Cette projet est pour ma classe d'anarchie. Il est le premier du 32 Volumes, de la Librairie Internationale, Paris. Il n'ya pas de dates sur les lettres.

1)A.M. Muiron,

Vous me demandez, Monsieur, pourquoi cette grande répugnance de ma part à signer votre journal dès mon début. Vous comprendez sans peine les raisons d'un semblable refus, quand vous saurez ce que j'ai fait jusqu'à ce jour et combien peu je suis avancé dans ma carrière littéraire. Entendons-nous d'abord; je ne crains pas mes écrits, seulement je vous demande un délai, parce que je ne veux pas être pris au dépourvu.

Entièrement Etranger par mes goûts particuliers aux querelles et aux débats politiques, je suis peut familiarisé avec le style au jargon des journaux, le genre de mes études étant presque totalement étranger aux connaisances que l'on exige d'un rédacteur; quel parti, en effet, pourriez-vous tirer, Monsieur, d'un homme qui ne s'est occupé toute sa vie que de métaphysique, de langue, de théologie?

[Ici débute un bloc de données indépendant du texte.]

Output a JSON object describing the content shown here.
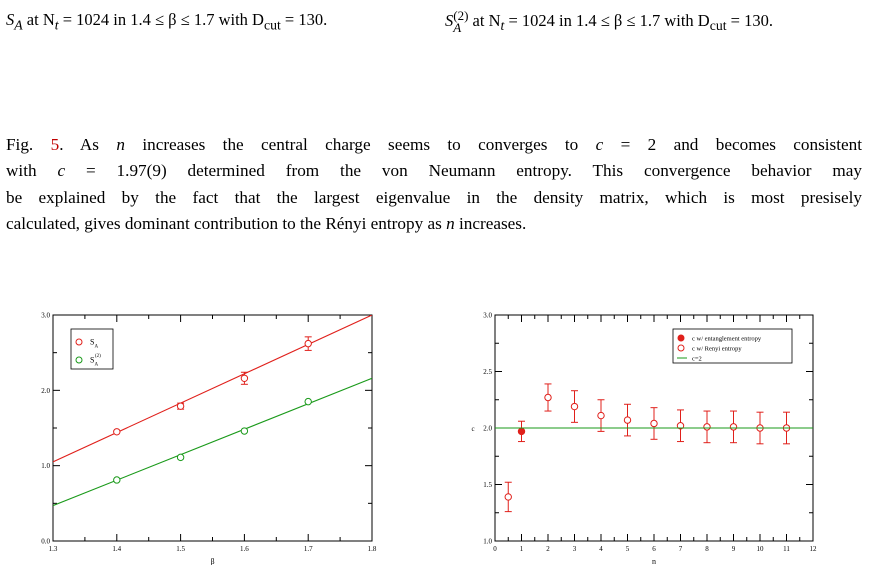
{
  "captions": {
    "left": {
      "prefix": "S",
      "sub": "A",
      "rest": " at N",
      "rest_sub": "t",
      "tail": " = 1024 in 1.4 ≤ β ≤ 1.7 with D",
      "tail_sub": "cut",
      "end": " = 130."
    },
    "right": {
      "prefix": "S",
      "sup": "(2)",
      "sub": "A",
      "rest": " at N",
      "rest_sub": "t",
      "tail": " = 1024 in 1.4 ≤ β ≤ 1.7 with D",
      "tail_sub": "cut",
      "end": " = 130."
    }
  },
  "paragraph": {
    "fig_ref": "Fig. ",
    "fig_num": "5",
    "line1_rest": ".  As n increases the central charge seems to converges to c = 2 and becomes consistent",
    "line2": "with c = 1.97(9) determined from the von Neumann entropy.  This convergence behavior may",
    "line3": "be explained by the fact that the largest eigenvalue in the density matrix, which is most presisely",
    "line4": "calculated, gives dominant contribution to the Rényi entropy as n increases."
  },
  "colors": {
    "red": "#e0201b",
    "green": "#1a9a1a",
    "link": "#c00000"
  },
  "chart_data": [
    {
      "type": "scatter",
      "xlabel": "β",
      "ylabel": "",
      "xlim": [
        1.3,
        1.8
      ],
      "ylim": [
        0.0,
        3.0
      ],
      "xticks": [
        "1.3",
        "1.4",
        "1.5",
        "1.6",
        "1.7",
        "1.8"
      ],
      "yticks": [
        "0.0",
        "1.0",
        "2.0",
        "3.0"
      ],
      "legend_position": "top-left",
      "series": [
        {
          "name": "S",
          "name_sub": "A",
          "color": "red",
          "marker": "open-circle",
          "x": [
            1.4,
            1.5,
            1.6,
            1.7
          ],
          "y": [
            1.45,
            1.79,
            2.16,
            2.62
          ],
          "err": [
            0.0,
            0.04,
            0.08,
            0.09
          ],
          "fit": {
            "x": [
              1.3,
              1.8
            ],
            "y": [
              1.05,
              3.0
            ]
          }
        },
        {
          "name": "S",
          "name_sub": "A",
          "name_sup": "(2)",
          "color": "green",
          "marker": "open-circle",
          "x": [
            1.4,
            1.5,
            1.6,
            1.7
          ],
          "y": [
            0.81,
            1.11,
            1.46,
            1.85
          ],
          "err": [
            0.0,
            0.0,
            0.0,
            0.0
          ],
          "fit": {
            "x": [
              1.3,
              1.8
            ],
            "y": [
              0.47,
              2.16
            ]
          }
        }
      ]
    },
    {
      "type": "scatter",
      "xlabel": "n",
      "ylabel": "c",
      "xlim": [
        0,
        12
      ],
      "ylim": [
        1.0,
        3.0
      ],
      "xticks": [
        "0",
        "1",
        "2",
        "3",
        "4",
        "5",
        "6",
        "7",
        "8",
        "9",
        "10",
        "11",
        "12"
      ],
      "yticks": [
        "1.0",
        "1.5",
        "2.0",
        "2.5",
        "3.0"
      ],
      "legend_position": "top-right",
      "series": [
        {
          "name": "c w/ entanglement entropy",
          "color": "red",
          "marker": "filled-circle",
          "x": [
            1
          ],
          "y": [
            1.97
          ],
          "err": [
            0.09
          ]
        },
        {
          "name": "c w/ Renyi entropy",
          "color": "red",
          "marker": "open-circle",
          "x": [
            0.5,
            2,
            3,
            4,
            5,
            6,
            7,
            8,
            9,
            10,
            11
          ],
          "y": [
            1.39,
            2.27,
            2.19,
            2.11,
            2.07,
            2.04,
            2.02,
            2.01,
            2.01,
            2.0,
            2.0
          ],
          "err": [
            0.13,
            0.12,
            0.14,
            0.14,
            0.14,
            0.14,
            0.14,
            0.14,
            0.14,
            0.14,
            0.14
          ]
        },
        {
          "name": "c=2",
          "color": "green",
          "marker": "line",
          "x": [
            0,
            12
          ],
          "y": [
            2.0,
            2.0
          ]
        }
      ]
    }
  ]
}
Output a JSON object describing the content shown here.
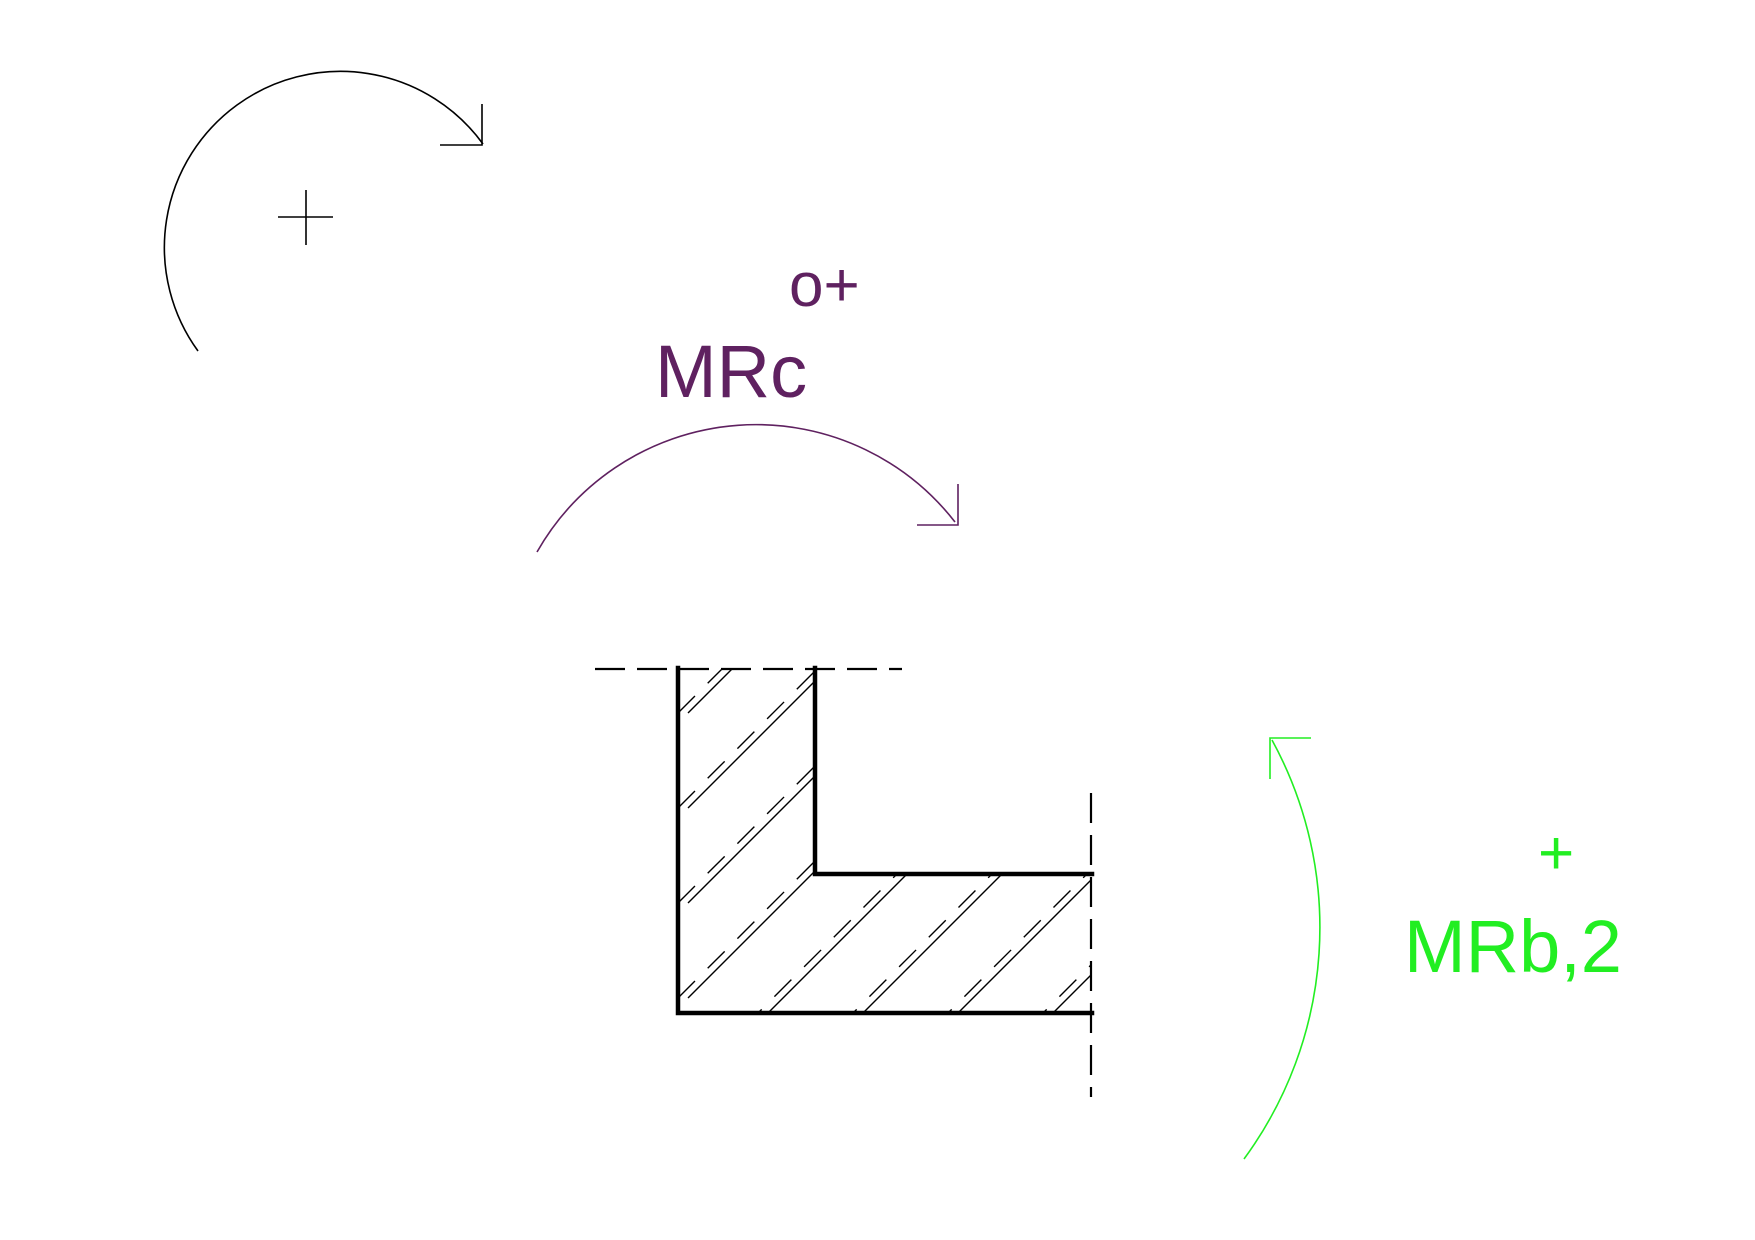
{
  "colors": {
    "background": "#ffffff",
    "reference_sign": "#000000",
    "section": "#000000",
    "moment_c": "#5f2160",
    "moment_b2": "#22ee22"
  },
  "labels": {
    "moment_c_name": "MRc",
    "moment_c_sign": "o+",
    "moment_b2_name": "MRb,2",
    "moment_b2_sign": "+"
  }
}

Depuis deux ans je cours le monde, étudiant, interrogeant le petit peuple dont je me trouve plus rapproché par ma condition sociale; n'ayant guère le temps de lire, écrivant encore moins, rangeant à la hâte les idées que ma fournissent l'observation, la comparaison de tant d'objets divers; je manque totalement du talent d'écrire et de parler avec fertilité et esprit sur toutes sortes de meti&egrav;eres, qualité essentielle chez un journaliste.

De tout cela je commence à m'apercevoir et je conclus que je ne suis guère l'homme qu'il vous faut; et vous m'en croirez sans peine, Monsieur, si je vous assure que je n'eusse pu songer à me présenter chez vous de mon propre mouvement, n'était toute ma déférence pour les exhortations et les conseils d'un ami(Olympe Micaut), sans lequel moi, simple compisiteur d'imprimerie, je douterais que je pusse être autre chose.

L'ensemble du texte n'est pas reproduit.